James M. Bower is a Visiting Professor of Computational Neuroscience in the Bio-computation Research Group at the University of Hertfordshire, UK as well as an Affiliate Professor of Biology at Southern Oregon University in Ashland, Oregon. He was previously a professor in the University of Texas System and at the California Institute of Technology. He received his PhD from the Department of Neurophysiology at the University of Wisconsin, Madison, and completed postdoctoral studies in the Department of Physiology and Biophysics at New York University and at the Marine Biological Laboratory in Woods Hole, Massachusetts.
Dr. Bower’s research in Computational Neuroscience has focused on the physiological and functional organization of cortical structures in the mammalian brain including both the cerebral (olfactory) cortex and the cerebellum. He has been actively involved in the development of scientific infrastructure including the GENESIS neural simulation system, as well as founding several scientific meetings and journals including the annual international meeting in Computational Neuroscience (CNS) and summer courses in Computational Neuroscience in the United States, Europe, and Latin America. He is also one of the founding editors of the Journal of Computational Neuroscience and was one of the original organizers of the NIPS (now NeurIPS) meeting in Neural Information Processing Systems.

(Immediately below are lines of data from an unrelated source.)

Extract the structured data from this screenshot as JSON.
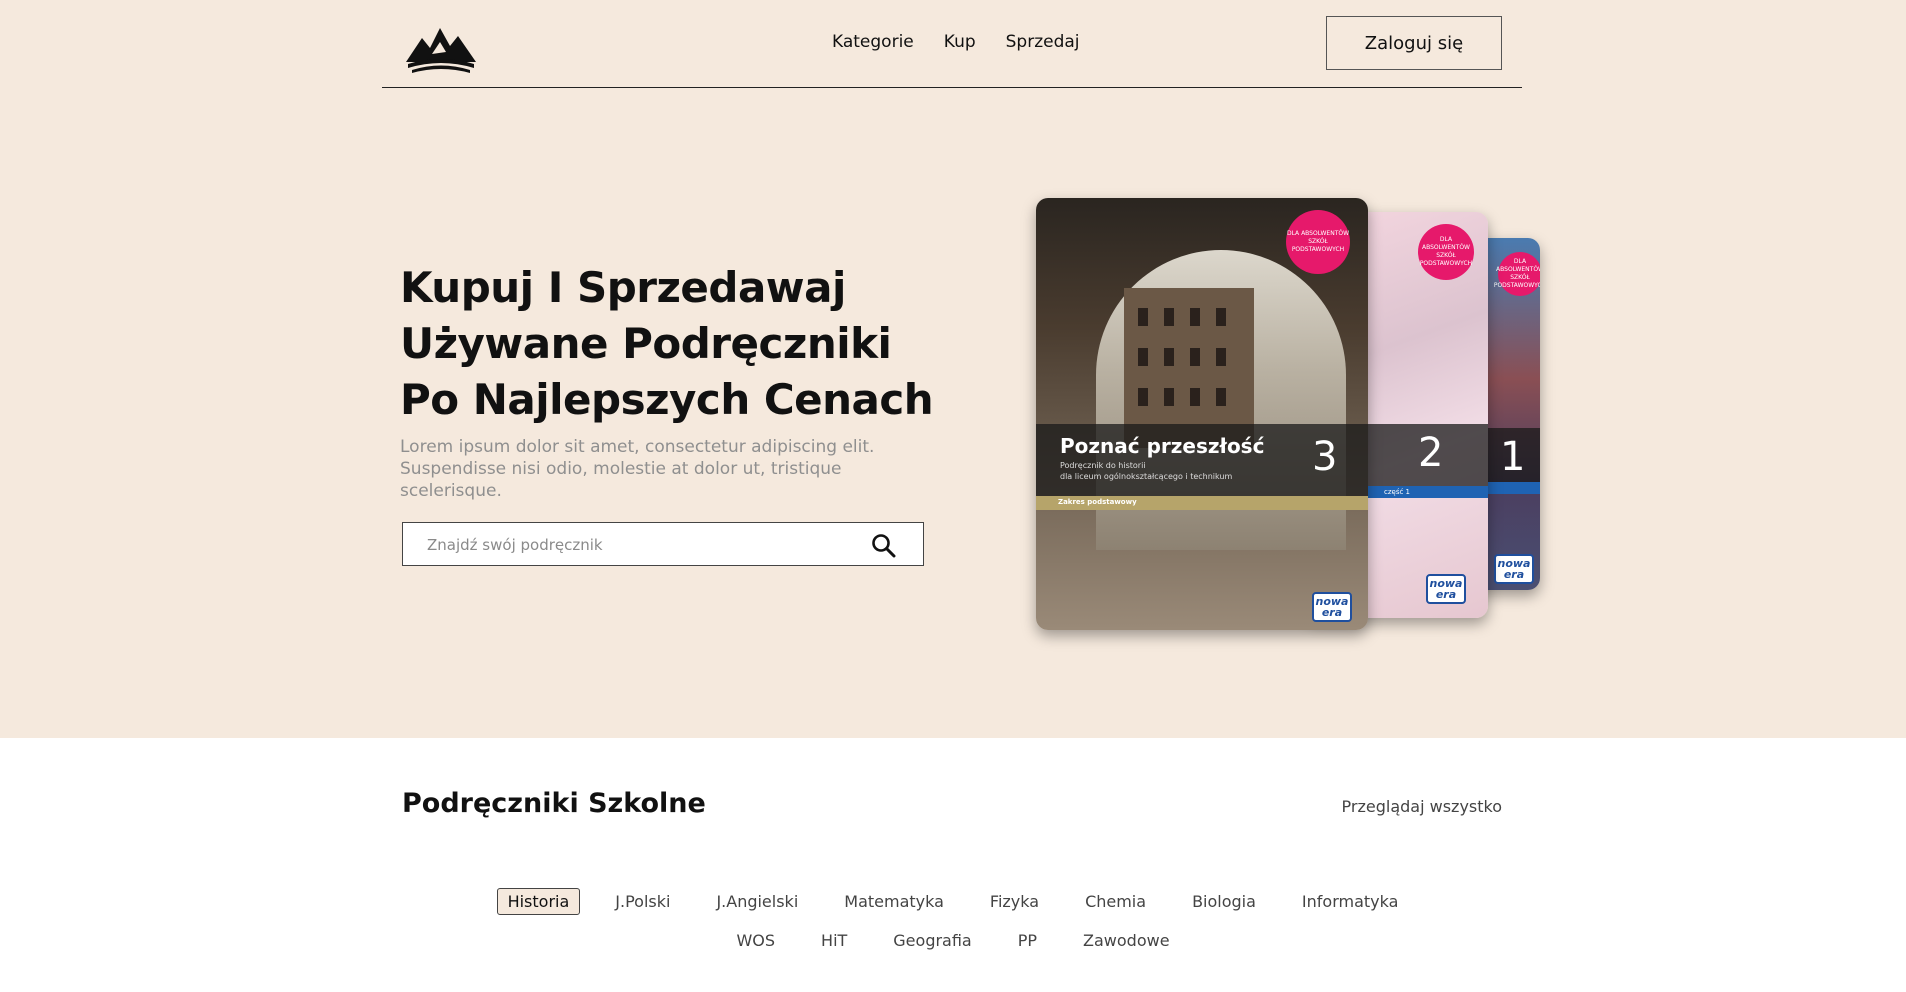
{
  "header": {
    "logo": "mountain-book-logo",
    "nav": [
      "Kategorie",
      "Kup",
      "Sprzedaj"
    ],
    "login_label": "Zaloguj się"
  },
  "hero": {
    "title": "Kupuj I Sprzedawaj\nUżywane Podręczniki\nPo Najlepszych Cenach",
    "subtitle": "Lorem ipsum dolor sit amet, consectetur adipiscing elit.\nSuspendisse nisi odio, molestie at dolor ut, tristique scelerisque.",
    "search_placeholder": "Znajdź swój podręcznik",
    "books": [
      {
        "seal": "DLA ABSOLWENTÓW SZKÓŁ PODSTAWOWYCH",
        "title": "Poznać przeszłość",
        "subtitle": "Podręcznik do historii\ndla liceum ogólnokształcącego i technikum",
        "number": "3",
        "band": "Zakres podstawowy",
        "publisher": "nowa era"
      },
      {
        "seal": "DLA ABSOLWENTÓW SZKÓŁ PODSTAWOWYCH",
        "number": "2",
        "band": "część 1",
        "publisher": "nowa era"
      },
      {
        "seal": "DLA ABSOLWENTÓW SZKÓŁ PODSTAWOWYCH",
        "number": "1",
        "publisher": "nowa era"
      }
    ]
  },
  "section": {
    "title": "Podręczniki Szkolne",
    "view_all": "Przeglądaj wszystko",
    "categories_row1": [
      "Historia",
      "J.Polski",
      "J.Angielski",
      "Matematyka",
      "Fizyka",
      "Chemia",
      "Biologia",
      "Informatyka"
    ],
    "categories_row2": [
      "WOS",
      "HiT",
      "Geografia",
      "PP",
      "Zawodowe"
    ],
    "active_category": "Historia"
  },
  "colors": {
    "hero_bg": "#f5e9dd",
    "seal_pink": "#e6196b",
    "publisher_blue": "#1f4f9e"
  },
  "icons": {
    "search": "search-icon"
  }
}
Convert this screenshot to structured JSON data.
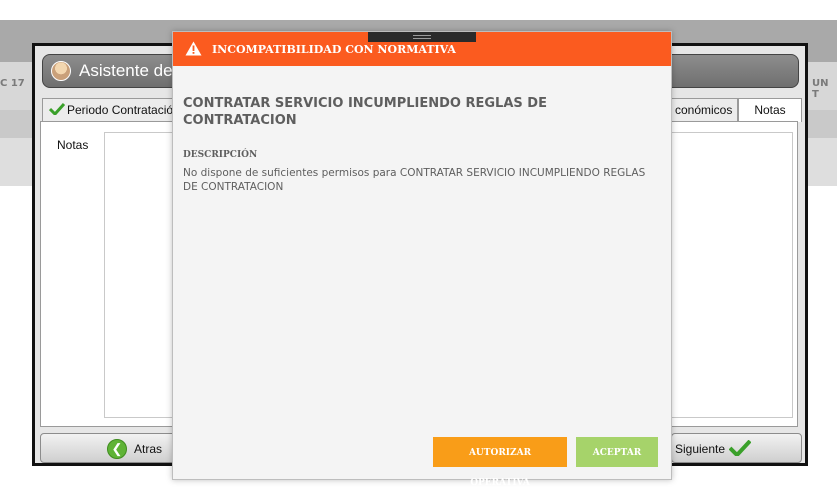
{
  "background": {
    "left_label": "C 17",
    "right_label": "UN T"
  },
  "wizard": {
    "title": "Asistente de",
    "tabs": [
      {
        "label": "Periodo Contratación",
        "completed": true
      },
      {
        "label": "conómicos",
        "completed": false
      },
      {
        "label": "Notas",
        "completed": false,
        "selected": true
      }
    ],
    "notas_label": "Notas",
    "notas_value": "",
    "back_button": "Atras",
    "next_button": "Siguiente"
  },
  "dialog": {
    "title": "INCOMPATIBILIDAD CON NORMATIVA",
    "message": "CONTRATAR SERVICIO INCUMPLIENDO REGLAS DE CONTRATACION",
    "description_label": "DESCRIPCIÓN",
    "description": "No dispone de suficientes permisos para CONTRATAR SERVICIO INCUMPLIENDO REGLAS DE CONTRATACION",
    "authorize_button": "AUTORIZAR OPERATIVA",
    "accept_button": "ACEPTAR"
  },
  "colors": {
    "header_accent": "#fb5b1f",
    "authorize": "#f99d18",
    "accept": "#a6d36a",
    "check_green": "#3aa02a"
  },
  "icons": [
    "warning-icon",
    "checkmark-icon",
    "arrow-left-icon",
    "user-avatar-icon"
  ]
}
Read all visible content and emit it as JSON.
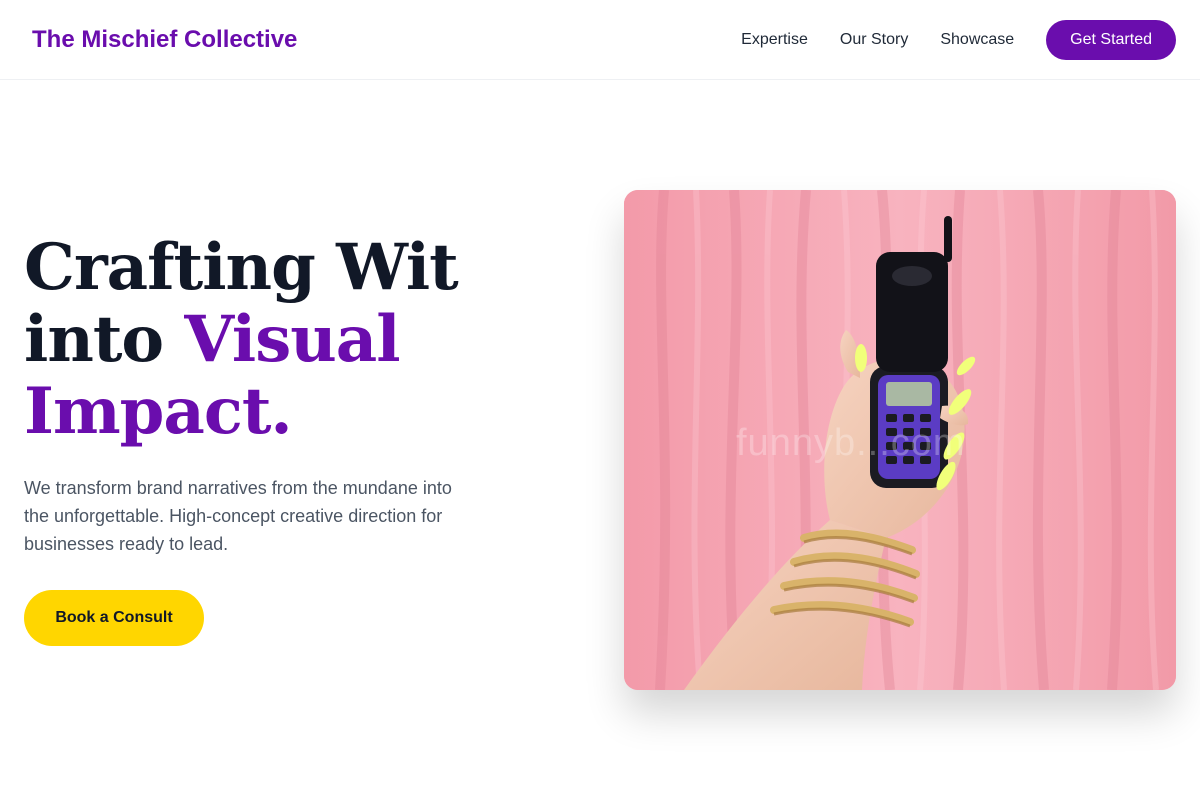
{
  "header": {
    "brand": "The Mischief Collective",
    "nav": [
      "Expertise",
      "Our Story",
      "Showcase"
    ],
    "cta_label": "Get Started"
  },
  "hero": {
    "title_line1": "Crafting Wit",
    "title_line2_plain": "into ",
    "title_line2_accent": "Visual",
    "title_line3_accent": "Impact.",
    "subtitle": "We transform brand narratives from the mundane into the unforgettable. High-concept creative direction for businesses ready to lead.",
    "cta_label": "Book a Consult",
    "image": {
      "watermark": "funnyb...com"
    }
  },
  "colors": {
    "brand_purple": "#6a0dad",
    "cta_yellow": "#ffd600",
    "curtain_pink": "#f6aab7",
    "text_dark": "#111827",
    "text_muted": "#4b5563"
  }
}
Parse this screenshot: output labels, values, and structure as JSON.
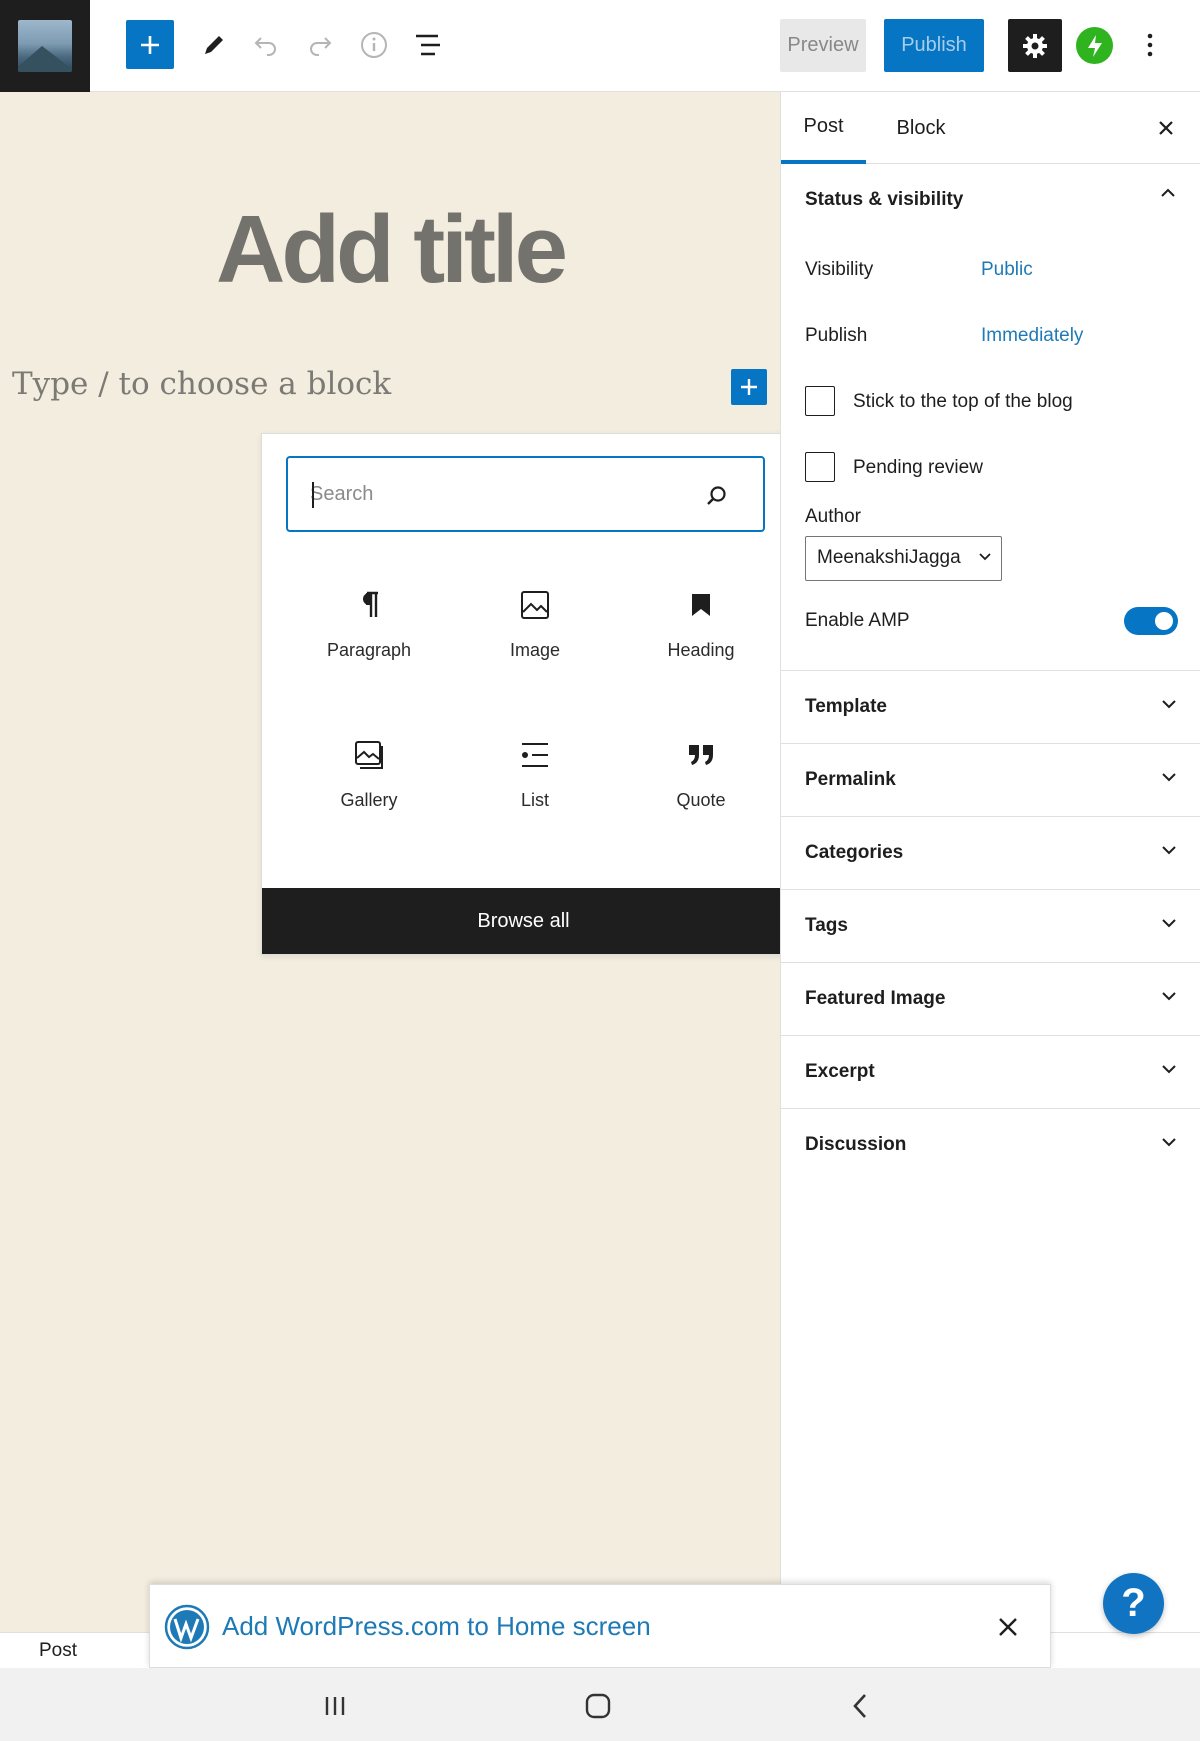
{
  "toolbar": {
    "site_icon": "mountain-landscape-thumbnail",
    "add_block_icon": "plus-icon",
    "tools_icon": "pencil-icon",
    "undo_icon": "undo-icon",
    "redo_icon": "redo-icon",
    "details_icon": "info-icon",
    "list_view_icon": "list-view-icon",
    "preview_label": "Preview",
    "publish_label": "Publish",
    "settings_icon": "gear-icon",
    "jetpack_icon": "jetpack-bolt-icon",
    "more_icon": "vertical-ellipsis-icon"
  },
  "editor": {
    "title_placeholder": "Add title",
    "block_placeholder": "Type / to choose a block"
  },
  "inserter": {
    "search_placeholder": "Search",
    "blocks": [
      {
        "label": "Paragraph",
        "icon": "paragraph-icon"
      },
      {
        "label": "Image",
        "icon": "image-icon"
      },
      {
        "label": "Heading",
        "icon": "heading-bookmark-icon"
      },
      {
        "label": "Gallery",
        "icon": "gallery-icon"
      },
      {
        "label": "List",
        "icon": "list-icon"
      },
      {
        "label": "Quote",
        "icon": "quote-icon"
      }
    ],
    "browse_all_label": "Browse all"
  },
  "sidebar": {
    "tabs": [
      {
        "label": "Post"
      },
      {
        "label": "Block"
      }
    ],
    "active_tab": "Post",
    "status_visibility": {
      "title": "Status & visibility",
      "visibility_label": "Visibility",
      "visibility_value": "Public",
      "publish_label": "Publish",
      "publish_value": "Immediately",
      "sticky_label": "Stick to the top of the blog",
      "sticky_checked": false,
      "pending_label": "Pending review",
      "pending_checked": false,
      "author_label": "Author",
      "author_value": "MeenakshiJagga",
      "amp_label": "Enable AMP",
      "amp_enabled": true
    },
    "panels": [
      {
        "title": "Template"
      },
      {
        "title": "Permalink"
      },
      {
        "title": "Categories"
      },
      {
        "title": "Tags"
      },
      {
        "title": "Featured Image"
      },
      {
        "title": "Excerpt"
      },
      {
        "title": "Discussion"
      }
    ]
  },
  "footer": {
    "breadcrumb": "Post"
  },
  "banner": {
    "text": "Add WordPress.com to Home screen"
  },
  "colors": {
    "accent": "#0675c4",
    "link": "#1e7ab6",
    "canvas": "#f2eddf",
    "jetpack": "#2fb41f"
  }
}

In addition to his scientific interests, Dr. Bower also has a long-standing interest and involvement in science education and educational innovation. For 17 years he co-directed the Caltech Precollege Science Initiative (CAPSI) and in 1999 he founded the virtual game-based learning world for children Whyville.net, now with more than 8 million registered users worldwide, which he continues to manage as CEO of Numedeon Inc.
Dr. Bower is currently making an effort to simulate a 19th century landed gentry scientist while managing Sundance Farms with holdings in Southern and Central Oregon and on the Oregon Coast, while also working on a manuscript describing the development of the structure of matter over the last 13.7 billion years.